According to Acas, there are two types of pregnancy and maternity discrimination – unfavourable treatment and victimisation.

Unfavourable treatment occurs when an employee or job application is disadvantaged because of their pregnancy or maternity.

However, victimisation occurs when an employee suffers what the law deems as ‘detriment’ which is what causes a disadvantage, harm or loss as a result. This can include giving evidence relating to a complaint about discrimination or raising a grievance concerning equality or discrimination.

In a recent Insight piece for HR Grapevine, HR and employment law experts Moorepay revealed “not considering the employee for pay rises” was a common discriminatory practice against pregnant workers.

The big learnings for HR

Despite it being an incredibly exciting time for most, pregnancy and early parenthood will always be fraught with stress and anxiety.
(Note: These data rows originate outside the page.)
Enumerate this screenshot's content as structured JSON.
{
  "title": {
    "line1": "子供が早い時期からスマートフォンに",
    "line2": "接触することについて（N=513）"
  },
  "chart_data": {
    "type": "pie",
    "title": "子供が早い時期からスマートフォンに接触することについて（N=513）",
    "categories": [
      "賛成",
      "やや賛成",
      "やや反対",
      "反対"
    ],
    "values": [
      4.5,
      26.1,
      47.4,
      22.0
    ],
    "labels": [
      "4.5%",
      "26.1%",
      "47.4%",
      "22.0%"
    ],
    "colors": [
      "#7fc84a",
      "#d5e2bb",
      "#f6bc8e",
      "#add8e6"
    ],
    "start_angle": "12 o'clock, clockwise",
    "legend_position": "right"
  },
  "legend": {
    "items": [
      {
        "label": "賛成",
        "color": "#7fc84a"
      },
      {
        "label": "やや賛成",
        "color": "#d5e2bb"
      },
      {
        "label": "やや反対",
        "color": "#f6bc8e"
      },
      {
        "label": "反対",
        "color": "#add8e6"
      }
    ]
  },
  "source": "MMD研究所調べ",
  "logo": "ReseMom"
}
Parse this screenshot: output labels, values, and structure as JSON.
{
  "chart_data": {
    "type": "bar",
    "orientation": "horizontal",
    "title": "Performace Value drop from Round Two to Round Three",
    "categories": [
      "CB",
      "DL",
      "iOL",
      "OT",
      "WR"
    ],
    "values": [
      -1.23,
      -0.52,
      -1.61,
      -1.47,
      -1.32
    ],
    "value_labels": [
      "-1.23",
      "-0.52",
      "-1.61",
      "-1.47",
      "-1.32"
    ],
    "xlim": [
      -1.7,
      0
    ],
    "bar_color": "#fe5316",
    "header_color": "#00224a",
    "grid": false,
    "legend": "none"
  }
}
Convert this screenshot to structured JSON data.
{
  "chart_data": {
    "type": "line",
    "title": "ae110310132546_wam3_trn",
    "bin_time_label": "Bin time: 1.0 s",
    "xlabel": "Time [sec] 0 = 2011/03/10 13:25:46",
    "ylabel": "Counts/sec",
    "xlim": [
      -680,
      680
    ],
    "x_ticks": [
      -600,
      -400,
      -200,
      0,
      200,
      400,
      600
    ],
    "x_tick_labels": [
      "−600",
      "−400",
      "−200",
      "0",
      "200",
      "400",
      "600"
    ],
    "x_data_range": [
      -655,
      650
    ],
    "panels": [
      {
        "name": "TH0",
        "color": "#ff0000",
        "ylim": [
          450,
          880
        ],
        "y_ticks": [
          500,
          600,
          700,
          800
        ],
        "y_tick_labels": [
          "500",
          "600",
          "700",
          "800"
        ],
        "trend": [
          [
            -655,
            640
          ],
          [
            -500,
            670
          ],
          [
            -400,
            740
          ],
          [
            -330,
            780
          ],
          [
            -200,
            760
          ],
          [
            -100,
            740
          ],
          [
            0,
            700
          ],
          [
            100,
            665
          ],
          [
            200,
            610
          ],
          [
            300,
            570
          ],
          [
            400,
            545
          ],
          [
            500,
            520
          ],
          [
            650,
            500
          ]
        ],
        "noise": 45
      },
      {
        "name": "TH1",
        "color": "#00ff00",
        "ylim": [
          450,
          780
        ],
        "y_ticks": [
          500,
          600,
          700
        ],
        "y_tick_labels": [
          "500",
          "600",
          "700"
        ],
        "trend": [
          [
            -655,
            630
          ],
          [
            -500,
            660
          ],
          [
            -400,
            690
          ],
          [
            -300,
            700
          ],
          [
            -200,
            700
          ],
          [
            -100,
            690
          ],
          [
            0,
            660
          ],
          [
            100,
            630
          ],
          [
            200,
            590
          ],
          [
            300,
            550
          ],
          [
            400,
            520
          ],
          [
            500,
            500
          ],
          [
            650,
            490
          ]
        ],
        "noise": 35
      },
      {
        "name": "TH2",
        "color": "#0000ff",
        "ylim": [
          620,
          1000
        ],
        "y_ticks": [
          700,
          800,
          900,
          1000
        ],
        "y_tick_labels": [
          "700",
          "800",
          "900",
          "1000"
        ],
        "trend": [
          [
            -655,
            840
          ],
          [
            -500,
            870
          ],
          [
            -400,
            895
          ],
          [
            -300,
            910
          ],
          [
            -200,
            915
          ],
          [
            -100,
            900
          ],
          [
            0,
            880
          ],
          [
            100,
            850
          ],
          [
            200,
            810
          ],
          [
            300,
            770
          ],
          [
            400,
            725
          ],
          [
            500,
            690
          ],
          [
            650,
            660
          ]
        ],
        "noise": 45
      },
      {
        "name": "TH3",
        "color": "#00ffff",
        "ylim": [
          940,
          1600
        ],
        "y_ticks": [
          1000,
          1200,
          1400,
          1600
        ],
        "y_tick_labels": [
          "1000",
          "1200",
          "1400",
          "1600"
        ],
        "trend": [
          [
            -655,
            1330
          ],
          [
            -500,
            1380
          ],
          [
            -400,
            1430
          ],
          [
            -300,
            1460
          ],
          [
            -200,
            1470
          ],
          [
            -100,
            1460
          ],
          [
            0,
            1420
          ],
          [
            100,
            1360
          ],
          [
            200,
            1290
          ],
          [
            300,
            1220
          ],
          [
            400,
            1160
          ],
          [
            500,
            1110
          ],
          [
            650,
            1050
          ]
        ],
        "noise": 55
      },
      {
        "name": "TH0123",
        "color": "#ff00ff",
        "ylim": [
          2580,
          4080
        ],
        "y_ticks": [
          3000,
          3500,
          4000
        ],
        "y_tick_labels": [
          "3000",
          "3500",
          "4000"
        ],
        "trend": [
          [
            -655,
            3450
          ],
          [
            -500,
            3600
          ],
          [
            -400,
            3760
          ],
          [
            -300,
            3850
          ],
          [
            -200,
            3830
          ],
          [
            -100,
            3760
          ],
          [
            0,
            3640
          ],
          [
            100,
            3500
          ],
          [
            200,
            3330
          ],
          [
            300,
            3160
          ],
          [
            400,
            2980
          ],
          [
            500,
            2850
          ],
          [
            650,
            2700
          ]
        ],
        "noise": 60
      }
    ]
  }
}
However, no workplace should be contributing to the problem.

With many businesses still recovering from the impact of the pandemic, it is understandable why bosses might be hesitant to give staff pay rises, particularly if they’re already having to pay an additional salary to someone covering a maternity role.

But the law is clear and so are the consequences for breaking it. And as Breyer Group’s payout shows, discriminatory cost-cutting measures could have major long-term reputational and financial impact.